Santa Barbara field stone covers the majority of the exterior, with stucco infill sprinkled throughout. Dispersed roof shapes, such as a sloping form that pours out onto the balcony, further this idea with their purposeful asymmetry. The architects wanted the structure to feel like it was built up over time and therefore embrace possible imperfections.
The interior is contrastingly clean and modern. Crisp white walls extend off of interior stone walls to mimic a contemporary addition to the old world structure. Vaulted ceilings are supported by exposed wood beams. Custom steel-framed glass doors open up the home for an indoor-outdoor experience.

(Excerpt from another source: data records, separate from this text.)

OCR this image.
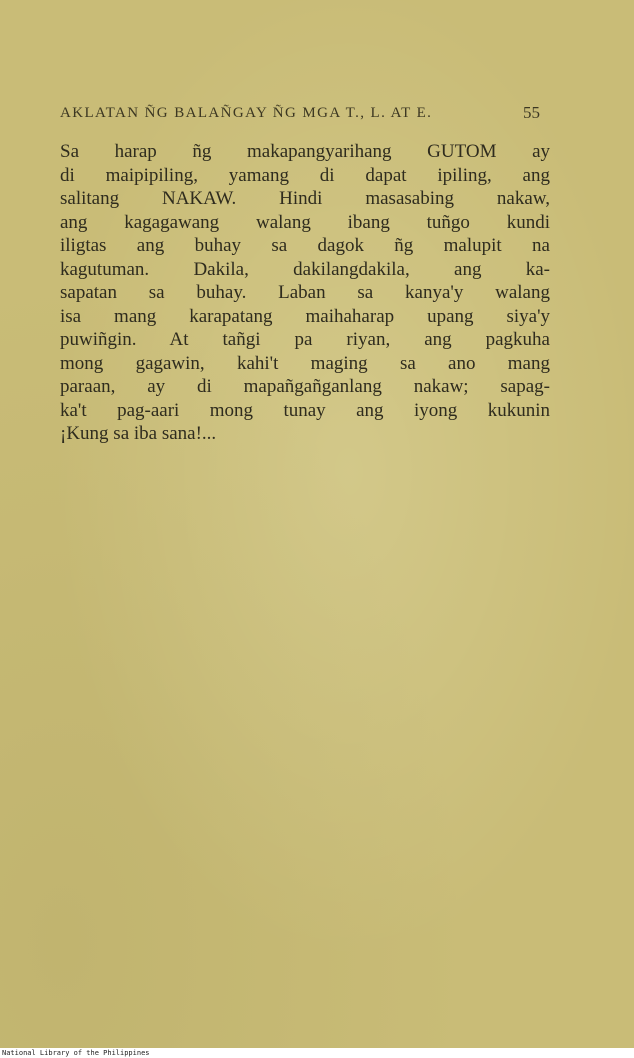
AKLATAN ÑG BALAÑGAY ÑG MGA T., L. AT E.	55
Sa harap ñg makapangyarihang GUTOM ay
di maipipiling, yamang di dapat ipiling, ang
salitang NAKAW. Hindi masasabing nakaw,
ang kagagawang walang ibang tuñgo kundi
iligtas ang buhay sa dagok ñg malupit na
kagutuman. Dakila, dakilangdakila, ang ka-
sapatan sa buhay. Laban sa kanya'y walang
isa mang karapatang maihaharap upang siya'y
puwiñgin. At tañgi pa riyan, ang pagkuha
mong gagawin, kahi't maging sa ano mang
paraan, ay di mapañgañganlang nakaw; sapag-
ka't pag-aari mong tunay ang iyong kukunin
¡Kung sa iba sana!...
National Library of the Philippines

The roofs of the ground floor rooms intersect with the upper patio guardrails, further refining the massing and breaking down the scale of the home. This strategy evokes the charm of an old-world hill town while also helping to satisfy the Montecito Board of Architectural Review requirements for homes that blend into their surroundings.

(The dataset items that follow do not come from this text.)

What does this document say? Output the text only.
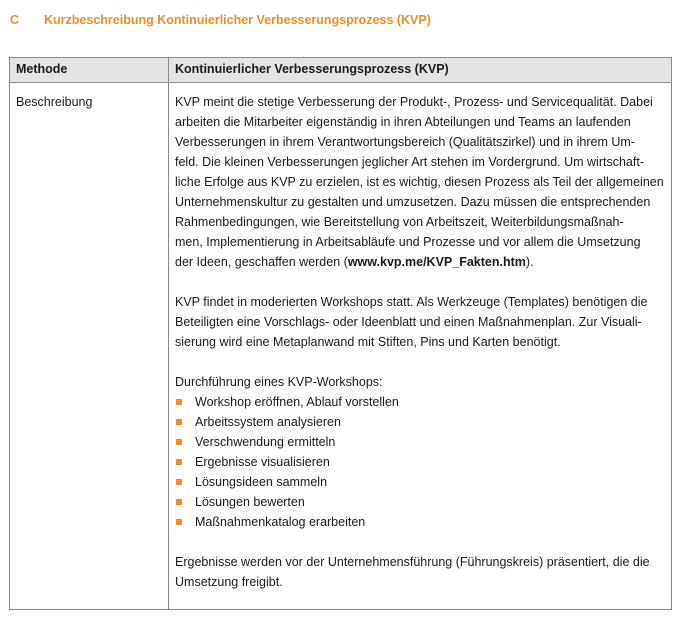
C	Kurzbeschreibung Kontinuierlicher Verbesserungsprozess (KVP)
Methode	Kontinuierlicher Verbesserungsprozess (KVP)
Beschreibung	KVP meint die stetige Verbesserung der Produkt-, Prozess- und Servicequalität. Dabei
arbeiten die Mitarbeiter eigenständig in ihren Abteilungen und Teams an laufenden
Verbesserungen in ihrem Verantwortungsbereich (Qualitätszirkel) und in ihrem Um-
feld. Die kleinen Verbesserungen jeglicher Art stehen im Vordergrund. Um wirtschaft-
liche Erfolge aus KVP zu erzielen, ist es wichtig, diesen Prozess als Teil der allgemeinen
Unternehmenskultur zu gestalten und umzusetzen. Dazu müssen die entsprechenden
Rahmenbedingungen, wie Bereitstellung von Arbeitszeit, Weiterbildungsmaßnah-
men, Implementierung in Arbeitsabläufe und Prozesse und vor allem die Umsetzung
der Ideen, geschaffen werden (www.kvp.me/KVP_Fakten.htm).
KVP findet in moderierten Workshops statt. Als Werkzeuge (Templates) benötigen die
Beteiligten eine Vorschlags- oder Ideenblatt und einen Maßnahmenplan. Zur Visuali-
sierung wird eine Metaplanwand mit Stiften, Pins und Karten benötigt.
Durchführung eines KVP-Workshops:
Workshop eröffnen, Ablauf vorstellen
Arbeitssystem analysieren
Verschwendung ermitteln
Ergebnisse visualisieren
Lösungsideen sammeln
Lösungen bewerten
Maßnahmenkatalog erarbeiten
Ergebnisse werden vor der Unternehmensführung (Führungskreis) präsentiert, die die
Umsetzung freigibt.
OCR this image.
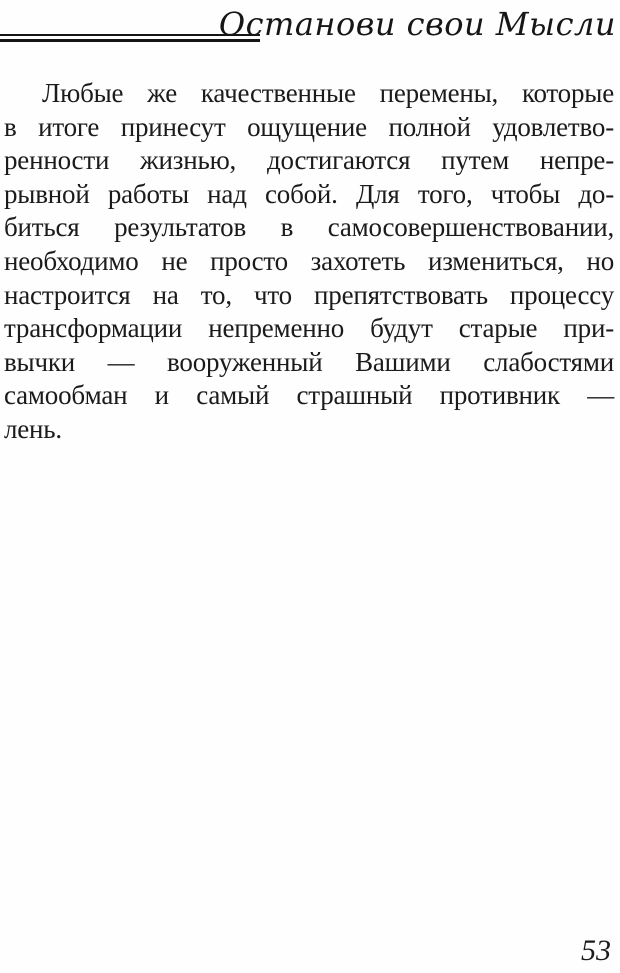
Останови свои Мысли
Любые же качественные перемены, которые
в итоге принесут ощущение полной удовлетво-
ренности жизнью, достигаются путем непре-
рывной работы над собой. Для того, чтобы до-
биться результатов в самосовершенствовании,
необходимо не просто захотеть измениться, но
настроится на то, что препятствовать процессу
трансформации непременно будут старые при-
вычки — вооруженный Вашими слабостями
самообман и самый страшный противник —
лень.
53
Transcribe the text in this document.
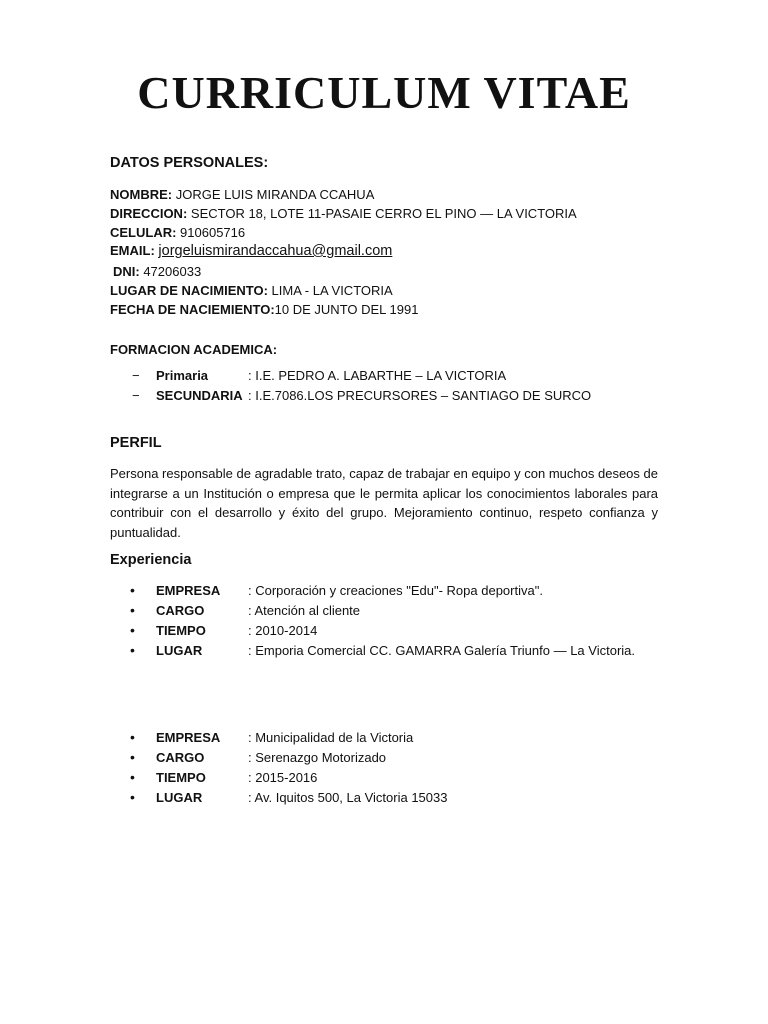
CURRICULUM VITAE
DATOS PERSONALES:
NOMBRE: JORGE LUIS MIRANDA CCAHUA
DIRECCION: SECTOR 18, LOTE 11-PASAIE CERRO EL PINO — LA VICTORIA
CELULAR: 910605716
EMAIL: jorgeluismirandaccahua@gmail.com
DNI: 47206033
LUGAR DE NACIMIENTO: LIMA - LA VICTORIA
FECHA DE NACIEMIENTO:10 DE JUNTO DEL 1991
FORMACION ACADEMICA:
− Primaria	: I.E. PEDRO A. LABARTHE – LA VICTORIA
− SECUNDARIA : I.E.7086.LOS PRECURSORES – SANTIAGO DE SURCO
PERFIL
Persona responsable de agradable trato, capaz de trabajar en equipo y con muchos deseos de integrarse a un Institución o empresa que le permita aplicar los conocimientos laborales para contribuir con el desarrollo y éxito del grupo. Mejoramiento continuo, respeto confianza y puntualidad.
Experiencia
• EMPRESA : Corporación y creaciones "Edu"- Ropa deportiva".
• CARGO	: Atención al cliente
• TIEMPO	: 2010-2014
• LUGAR	: Emporia Comercial CC. GAMARRA Galería Triunfo — La Victoria.
• EMPRESA : Municipalidad de la Victoria
• CARGO	: Serenazgo Motorizado
• TIEMPO	: 2015-2016
• LUGAR	: Av. Iquitos 500, La Victoria 15033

The kitchen has two primary spaces: the Main kitchen and a Sous kitchen. The central kitchen is open and casual for daily use by the family. The highly functional Sous kitchen remains hidden behind a decorative door when not being used for catering and cleanup during formal entertaining.
In the primary suite, an alcove adorned with a diamond pattern, creates a cozy setting for the bed. Floor-to-ceiling corner windows provide a panoramic view to the sea.
The modern bathroom opens onto an upper patio, commanding a spectacular view of the valley below and the ocean beyond. A minimal vanity is positioned near a small window, introducing the right amount of daylight for make-up application and reinforcing circadian rhythms in the morning.
In addition to the Master Suite, the upstairs is home to his-and-her offices that are distinct yet connected by a covered patio.